Einen weiteren essenziellen Part spielt die medikamentöse Therapie, bei der wir die Akuttherapie von der Phasenprophylaxe (Stimmungsstabilisierung) unterscheiden. Das Ziel der Akuttherapie ist es, akute Phasen, d. h. (Hypo)Manie oder Depression, zu behandeln, während Phasenprophylaktika dabei unterstützen, die Stimmung langfristig stabil zu halten und ausgeprägte (hypo-)manische und depressive Schwankungen prophylaktisch zu reduzieren. Sie sind wichtig und werden sehr empfohlen, um die Stabilität der seelischen Verfassung zu unterstützen und starke Stimmungsschwankungen zu verhindern.

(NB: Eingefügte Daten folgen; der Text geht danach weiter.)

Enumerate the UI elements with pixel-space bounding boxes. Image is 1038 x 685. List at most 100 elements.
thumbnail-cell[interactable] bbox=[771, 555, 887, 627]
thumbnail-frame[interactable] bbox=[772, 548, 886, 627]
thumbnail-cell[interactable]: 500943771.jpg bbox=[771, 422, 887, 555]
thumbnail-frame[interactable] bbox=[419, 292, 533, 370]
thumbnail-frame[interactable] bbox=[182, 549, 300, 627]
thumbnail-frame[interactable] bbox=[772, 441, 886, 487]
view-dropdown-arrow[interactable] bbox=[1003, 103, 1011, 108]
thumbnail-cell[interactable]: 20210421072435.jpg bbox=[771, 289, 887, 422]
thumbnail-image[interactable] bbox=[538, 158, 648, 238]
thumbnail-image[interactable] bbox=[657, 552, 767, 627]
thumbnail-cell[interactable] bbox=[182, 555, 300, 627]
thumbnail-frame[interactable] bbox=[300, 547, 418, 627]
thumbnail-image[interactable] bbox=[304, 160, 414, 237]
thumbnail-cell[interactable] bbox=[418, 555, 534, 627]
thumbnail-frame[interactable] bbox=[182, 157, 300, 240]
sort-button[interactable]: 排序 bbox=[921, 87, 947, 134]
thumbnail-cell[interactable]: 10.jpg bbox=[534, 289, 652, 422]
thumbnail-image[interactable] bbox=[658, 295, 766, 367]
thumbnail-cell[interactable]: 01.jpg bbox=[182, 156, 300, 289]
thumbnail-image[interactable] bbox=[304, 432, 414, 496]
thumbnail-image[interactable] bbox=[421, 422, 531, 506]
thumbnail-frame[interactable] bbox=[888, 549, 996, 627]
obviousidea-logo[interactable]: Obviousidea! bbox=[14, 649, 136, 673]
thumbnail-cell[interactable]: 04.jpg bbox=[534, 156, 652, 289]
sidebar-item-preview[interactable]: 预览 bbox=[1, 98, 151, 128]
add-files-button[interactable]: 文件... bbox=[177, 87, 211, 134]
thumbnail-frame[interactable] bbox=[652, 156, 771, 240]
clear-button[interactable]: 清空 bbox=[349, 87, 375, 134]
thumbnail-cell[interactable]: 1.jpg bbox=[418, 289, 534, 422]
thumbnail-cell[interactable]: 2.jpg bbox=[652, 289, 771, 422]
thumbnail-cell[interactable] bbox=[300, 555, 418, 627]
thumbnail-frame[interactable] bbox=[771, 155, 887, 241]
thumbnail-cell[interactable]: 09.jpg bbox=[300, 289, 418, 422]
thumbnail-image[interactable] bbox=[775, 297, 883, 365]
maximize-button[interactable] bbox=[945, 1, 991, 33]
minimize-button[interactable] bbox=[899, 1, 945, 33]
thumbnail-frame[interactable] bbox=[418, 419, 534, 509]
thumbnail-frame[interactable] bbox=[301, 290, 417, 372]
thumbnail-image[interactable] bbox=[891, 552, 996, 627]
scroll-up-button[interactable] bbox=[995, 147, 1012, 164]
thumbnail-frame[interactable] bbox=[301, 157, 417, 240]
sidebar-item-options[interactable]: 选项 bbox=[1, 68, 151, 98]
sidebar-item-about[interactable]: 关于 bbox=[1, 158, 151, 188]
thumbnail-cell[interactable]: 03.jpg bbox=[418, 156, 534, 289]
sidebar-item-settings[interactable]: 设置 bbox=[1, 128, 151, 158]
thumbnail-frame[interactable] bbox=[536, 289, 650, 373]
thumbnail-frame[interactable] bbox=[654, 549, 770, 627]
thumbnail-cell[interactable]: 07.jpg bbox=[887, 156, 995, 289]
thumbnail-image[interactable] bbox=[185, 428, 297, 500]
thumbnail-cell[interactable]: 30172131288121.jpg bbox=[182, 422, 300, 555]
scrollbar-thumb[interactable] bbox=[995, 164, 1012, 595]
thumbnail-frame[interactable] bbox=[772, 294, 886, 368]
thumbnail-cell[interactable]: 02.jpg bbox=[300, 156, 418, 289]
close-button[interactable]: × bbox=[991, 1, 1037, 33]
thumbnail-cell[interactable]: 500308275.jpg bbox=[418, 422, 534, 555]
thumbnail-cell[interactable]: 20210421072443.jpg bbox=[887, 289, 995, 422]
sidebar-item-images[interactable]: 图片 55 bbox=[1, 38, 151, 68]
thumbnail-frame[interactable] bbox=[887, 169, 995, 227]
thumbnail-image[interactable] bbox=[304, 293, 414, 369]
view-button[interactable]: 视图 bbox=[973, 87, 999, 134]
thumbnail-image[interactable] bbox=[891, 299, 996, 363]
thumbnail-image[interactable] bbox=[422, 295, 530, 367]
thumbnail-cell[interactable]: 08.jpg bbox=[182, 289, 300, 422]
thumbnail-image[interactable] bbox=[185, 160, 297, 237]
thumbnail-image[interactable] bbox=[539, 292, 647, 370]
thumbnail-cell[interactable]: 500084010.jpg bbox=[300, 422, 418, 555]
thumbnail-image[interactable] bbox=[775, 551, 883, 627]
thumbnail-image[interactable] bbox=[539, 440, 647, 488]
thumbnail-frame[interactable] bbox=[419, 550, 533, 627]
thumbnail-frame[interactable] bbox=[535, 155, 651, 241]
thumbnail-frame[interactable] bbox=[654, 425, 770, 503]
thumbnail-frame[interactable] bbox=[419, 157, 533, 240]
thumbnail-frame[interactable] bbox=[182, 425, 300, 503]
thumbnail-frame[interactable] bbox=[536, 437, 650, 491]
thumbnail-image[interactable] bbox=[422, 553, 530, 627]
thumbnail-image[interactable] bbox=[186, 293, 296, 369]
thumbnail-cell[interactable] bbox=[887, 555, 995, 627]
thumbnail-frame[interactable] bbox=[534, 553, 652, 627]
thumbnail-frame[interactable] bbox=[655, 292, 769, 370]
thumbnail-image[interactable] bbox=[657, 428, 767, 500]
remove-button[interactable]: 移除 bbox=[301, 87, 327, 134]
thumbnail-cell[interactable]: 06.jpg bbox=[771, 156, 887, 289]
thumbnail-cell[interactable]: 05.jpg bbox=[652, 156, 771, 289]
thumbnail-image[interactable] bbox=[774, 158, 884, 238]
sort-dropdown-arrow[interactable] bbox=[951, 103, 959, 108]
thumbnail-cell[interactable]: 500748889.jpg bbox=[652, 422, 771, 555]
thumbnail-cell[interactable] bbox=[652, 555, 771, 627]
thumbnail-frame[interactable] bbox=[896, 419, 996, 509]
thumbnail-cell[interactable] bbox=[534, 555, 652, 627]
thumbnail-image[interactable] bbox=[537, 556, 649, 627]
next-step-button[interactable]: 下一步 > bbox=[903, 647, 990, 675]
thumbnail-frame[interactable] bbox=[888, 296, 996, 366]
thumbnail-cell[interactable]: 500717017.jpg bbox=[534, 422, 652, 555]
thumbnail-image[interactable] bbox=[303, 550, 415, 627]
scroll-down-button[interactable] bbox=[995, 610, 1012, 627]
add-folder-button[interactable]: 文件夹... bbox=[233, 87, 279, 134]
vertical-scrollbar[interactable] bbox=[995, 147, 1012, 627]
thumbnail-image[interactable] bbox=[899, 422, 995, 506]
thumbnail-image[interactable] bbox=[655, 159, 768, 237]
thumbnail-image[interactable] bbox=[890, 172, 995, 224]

Die Akuttherapie einer Depression darf nur erfolgen, wenn auch gleichzeitig eine phasenprophylaktische Therapie besteht oder eingeleitet wird. Die Akuttherapie der Depression umfasst in erster Linie die Behandlung mit SSRIs (z. B. Sertralin, Escitalopram, Fluoxetin) und dualen Antidepressiva wie Bupropion oder Duloxetin. Auch Mirtazapin oder Trazodon können eingesetzt werden. Benzodiazepine sollten, ebenso wie in der Behandlung der Manie, nur unterstützend und möglichst niedrig dosiert für einen möglichst kurzen Zeitraum verabreicht werden (z. B. bis die Wirkung der Antidepressiva eintritt oder bei starker Agitation im Rahmen der Manie). Die Behandlung der (Hypo)Manie kann auch mit der Einleitung einer phasenprophylaktischen Therapie gleichgesetzt werden. Alle Medikamente, die in der Phasenprophylaxe eingesetzt werden (Lithium, atypische Antipsychotika, Antikonvulsiva), können hier verwendet werden. Falls noch keine Phasenprophylaxe besteht, kann nach erfolgreicher Behandlung einer (Hypo)Manie die stimmungsstabilisierende Medikation als Phasenprophylaxe fortgeführt werden.

Lithium

Im Bereich der Phasenprophylaxe ist Lithium nach wie vor der Goldstandard und sollte in jedem Fall als erste medikamentöse Option in Betracht gezogen werden. Vorteile von Lithium sind die einzigartige positive Wirkung auf Lebensüberdruss und Suizidgedanken (vermutlich durch eine verbesserte Impulskontrollsteuerung), die gute Messbarkeit der Dosierung mittels Spiegelkontrollen und die positive Wirkung auf akute depressive Symptome an sich. Ein Lithiumspiegel zwischen 0, 6 mmol/l und 1,2 mmol/l sollte in der Langzeitbehandlung angestrebt werden, akute manische Episoden erfordern ein Aufdosieren auf einen möglichst hohen Zielwert, während depressive Patient:innen häufig von niedrigeren Spiegeln bis minimal 0,4 mmol/l profitieren. Als weitere Kategorie in der medikamentösen Phasenprophylaxe zählen atypische Antipsychotika wie Quetiapin, Risperidon, Ziprasidon und die klassischen Stimmungsstabilisierer aus dem Bereich der Antikonvulsiva wie Lamotrigin oder Valproinsäure.

Praxismemo

  1. Ziel der medikamentösen Akuttherapie ist, die akuten Phasen der (Hypo)Manie oder Depression zu behandeln.
  2. Phasenprophylaktika stabilisieren die seelische Verfassung und reduzieren Stimmungsschwankungen.
  3. Lithium ist der Goldstandard der Phasenprophylaxe und als erste medikamentöse Option in Betracht zu ziehen.